Friday, March 21, 2014

#1,313. The Bad News Bears in Breaking Training (1977)


Directed By: Michael Pressman

Starring: William Devane, Jackie Earle Haley, Clifton James



Tag line: "The Bad News Bears are one year older and one year wilder"

Trivia: Brett Marx, who plays Jimmy, is the grandson of Gummo Marx, a brother of the Marx Brothers







Walter Matthau is out. So is Tatum O’Neal. With the two main stars of The Bad News Bears, Michael Ritchie’s 1976 box-office hit, failing to return for the sequel, 1977’s The Bad News Bears in Breaking Training instead throws the spotlight on the team itself, with decidedly mixed results.

Thanks to their championship run the year before, the Bears, the pride of the North Valley Little League, are invited to play an exhibition game at the Houston Astrodome, where they’ll face off against the undefeated local team, the Toros. The winner will then travel to Japan for yet another big game, but before the Bears can even think about getting their passports in order, they have to find a new coach. Having driven away Buttermaker’s replacement, the hard-nosed Coach Manning (Dolph Sweet), the kids turns to their star player, Kelly Leak (Jackie Earle-Haley), for advice. After recruiting a new pitcher, Carmen Ronzonni (Jimmy Baio), Kelly “borrows” a van and personally drives the team from California to Texas. Once in Houston, Kelly pays a visit to his estranged father, Mike (William Devane), who he hasn’t seen in eight years. With the Bears still in need of a coach, he convinces his dad to take the position, but can Kelly put aside the anger he feels towards his old man long enough to win the big game?

Most of the young actors from The Bad News Bears are back for the sequel, with only the role of the portly catcher, Englebert, being re-cast (Supposedly, Gary Lee Cavagnaro, who played Englebert in The Bad News Bears, lost a bunch of weight right after making that film, leaving the producers with no choice but to recruit a new young actor, Jeffrey Louis Starr, for the part). Some of the kids get a chance to expand their characters this time around. The foul-mouthed Tanner (Chris Barnes) has become good friends with Timmy Lupus (Quinn Smith), the awkward teammate who made a game-saving catch in the championship against the Yankees. Because Lupus has a broken leg, he can’t make the trip to Houston, so Tanner keeps him informed of what’s going on with a steady stream of postcards from the road (after seeing Knute Rockne All American one night on TV, Tanner also decides to dedicate the Houston game to the injured Lupus, who he starts calling “The Big Looper”). As the new pitcher, Jimmy Baio’s Carmen has plenty of personality (even if his baseball skills are somewhat suspect), and once in Houston, we learn a little more about Kelly’s past when he goes to meet his father, who, after almost a decade, doesn’t recognize him.

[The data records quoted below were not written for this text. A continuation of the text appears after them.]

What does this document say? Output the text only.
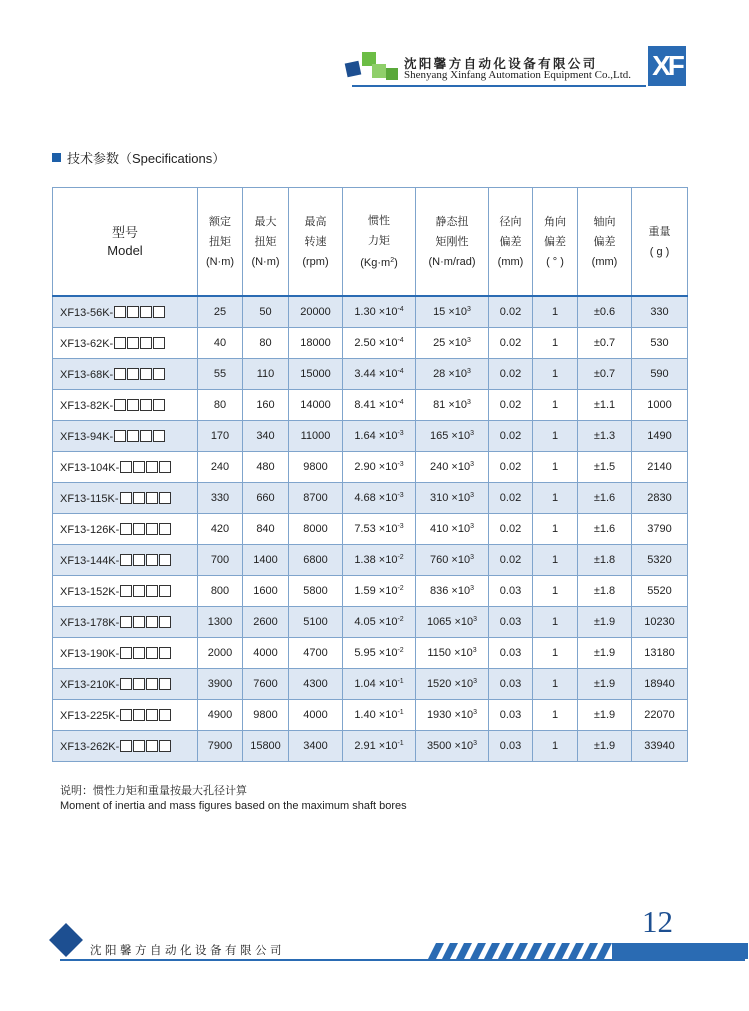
沈阳馨方自动化设备有限公司
Shenyang Xinfang Automation Equipment Co.,Ltd. XF
技术参数（Specifications）
型号
Model	额定
扭矩
(N·m)	最大
扭矩
(N·m)	最高
转速
(rpm)	惯性
力矩
$(Kg\cdot m^2)$	静态扭
矩刚性
(N·m/rad)	径向
偏差
(mm)	角向
偏差
( ° )	轴向
偏差
(mm)	重量
( g )
XF13-56K-	25	50	20000	$1.30 \times 10^{-4}$	$15 \times 10^3$	0.02	1	±0.6	330
XF13-62K-	40	80	18000	$2.50 \times 10^{-4}$	$25 \times 10^3$	0.02	1	±0.7	530
XF13-68K-	55	110	15000	$3.44 \times 10^{-4}$	$28 \times 10^3$	0.02	1	±0.7	590
XF13-82K-	80	160	14000	$8.41 \times 10^{-4}$	$81 \times 10^3$	0.02	1	±1.1	1000
XF13-94K-	170	340	11000	$1.64 \times 10^{-3}$	$165 \times 10^3$	0.02	1	±1.3	1490
XF13-104K-	240	480	9800	$2.90 \times 10^{-3}$	$240 \times 10^3$	0.02	1	±1.5	2140
XF13-115K-	330	660	8700	$4.68 \times 10^{-3}$	$310 \times 10^3$	0.02	1	±1.6	2830
XF13-126K-	420	840	8000	$7.53 \times 10^{-3}$	$410 \times 10^3$	0.02	1	±1.6	3790
XF13-144K-	700	1400	6800	$1.38 \times 10^{-2}$	$760 \times 10^3$	0.02	1	±1.8	5320
XF13-152K-	800	1600	5800	$1.59 \times 10^{-2}$	$836 \times 10^3$	0.03	1	±1.8	5520
XF13-178K-	1300	2600	5100	$4.05 \times 10^{-2}$	$1065 \times 10^3$	0.03	1	±1.9	10230
XF13-190K-	2000	4000	4700	$5.95 \times 10^{-2}$	$1150 \times 10^3$	0.03	1	±1.9	13180
XF13-210K-	3900	7600	4300	$1.04 \times 10^{-1}$	$1520 \times 10^3$	0.03	1	±1.9	18940
XF13-225K-	4900	9800	4000	$1.40 \times 10^{-1}$	$1930 \times 10^3$	0.03	1	±1.9	22070
XF13-262K-	7900	15800	3400	$2.91 \times 10^{-1}$	$3500 \times 10^3$	0.03	1	±1.9	33940
说明：惯性力矩和重量按最大孔径计算
Moment of inertia and mass figures based on the maximum shaft bores
12
沈阳馨方自动化设备有限公司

The problem, though, is that the first half of The Bad News Bears in Breaking Training, when the team is driving to Texas, is far too unfocused, and without an adult to play off of, many of the jokes fall flat. The movie also seems to forget that, by the end of The Bad News Bears, the Bears were actually playing well. During a stop-over in New Mexico, the team is challenged to a sandlot scrimmage, where they commit dozens of errors, as if they all suddenly forgot how to play baseball. Sure, most of the problem is with Carmen, who can’t find the plate, but that doesn’t explain why Tanner, Ahmad (Erin Blunt) and Toby (David Stambaugh) can’t catch a ball to save their lives.

The Bad News Bears in Breaking Training does improve with the addition of William Devane, who’s convincing as both the team’s new coach, giving the kids valuable pointers to improve their play, and the imperfect father that abandoned his family years ago, leaving 5-year-old Kelly with nothing but a blue bike to remember him. Devane’s understated performance, combined with the film’s best sequence: the big game in the Astrodome, snatches The Bad News Bears in Breaking Training from the jaws of mediocrity, and does so without a moment to spare.